Nesta sociedade, não há um discurso potente sobre o amor emergindo nem de radicais politicamente progressistas nem da esquerda. A ausência de um foco contínuo no amor dentro dos círculos progressistas é resultado de uma falha coletiva em reconhecer as necessidades do espírito e de uma ênfase excessiva em preocupações materiais. Sem amor, nossos esforços para libertar a nós mesmos e a nossa comunidade mundial da opressão e da exploração estão condenados. Enquanto nos recusarmos a abordar plenamente o lugar do amor em lutas pela libertação, não seremos capazes de criar uma cultura de conversão na qual uma multidão de pessoas se afaste de uma ética de dominação.

Sem uma ética do amor para moldar a direção da nossa visão política e das nossas aspirações radicais, muitas vezes somos seduzidos, de uma forma ou de outra, por uma lealdade contínua a sistemas de dominação — imperialismo, sexismo, racismo, classismo. Fico intrigada com mulheres e homens que passam a vida trabalhando para resistir e se opor a uma forma de dominação, mas apoiam sistematicamente outra. Já fiquei intrigada com líderes negros visionários influentes, que conseguem falar e agir com empolgação, resistindo à dominação racial, e, ao mesmo tempo, aceitar e abraçar a dominação sexista das mulheres; e com mulheres brancas feministas que trabalham diariamente para erradicar o sexismo, mas têm grandes pontos cegos quando se trata de reconhecer o racismo e a dominação supremacista branca do planeta e resistir a eles. Ao analisar esses pontos cegos de maneira crítica, concluo que muitos de nós estão motivados a agir contra a dominação apenas quando sentimos nosso próprio interesse ser diretamente ameaçado. Muitas vezes, então, o anseio não é pela transformação coletiva da sociedade, pelo fim da política de dominações, mas simplesmente pelo fim do que sentimos estar nos machucando. É por isso que precisamos desesperadamente de uma ética do amor para intervir em nosso desejo egocêntrico por mudança.

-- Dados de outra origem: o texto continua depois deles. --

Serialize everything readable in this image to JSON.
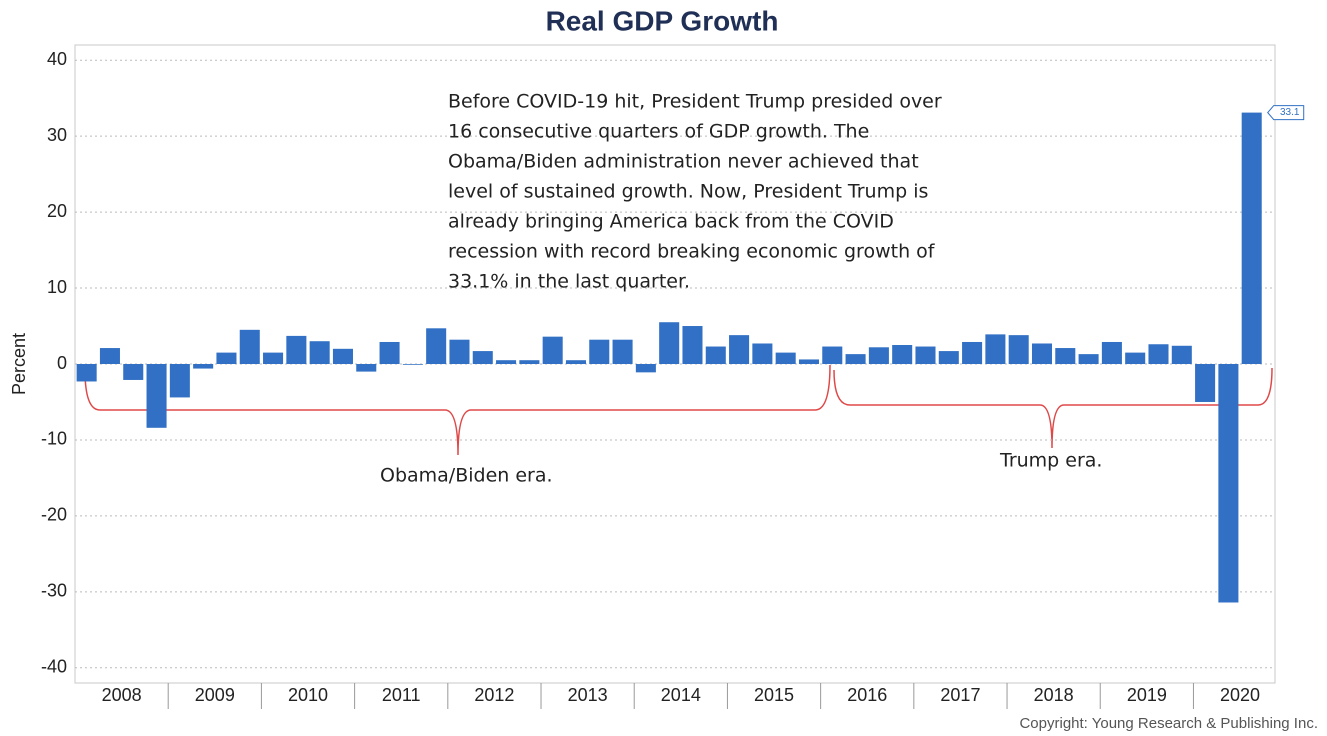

Essencialmente, se estamos comprometidos apenas com uma melhoria nessa política de dominação que sentimos resultar diretamente em nossa exploração ou opressão individual, não apenas permanecemos ligados ao status quo como também agimos em cumplicidade com ele, nutrindo e mantendo esses mesmos sistemas de dominação. Até que todo mundo consiga aceitar a natureza interligada, interdependente dos sistemas de dominação, e reconhecer as formas específicas da manutenção de cada um deles, continuaremos a agir de maneira a comprometer nossa busca individual pela liberdade e a luta coletiva pela libertação.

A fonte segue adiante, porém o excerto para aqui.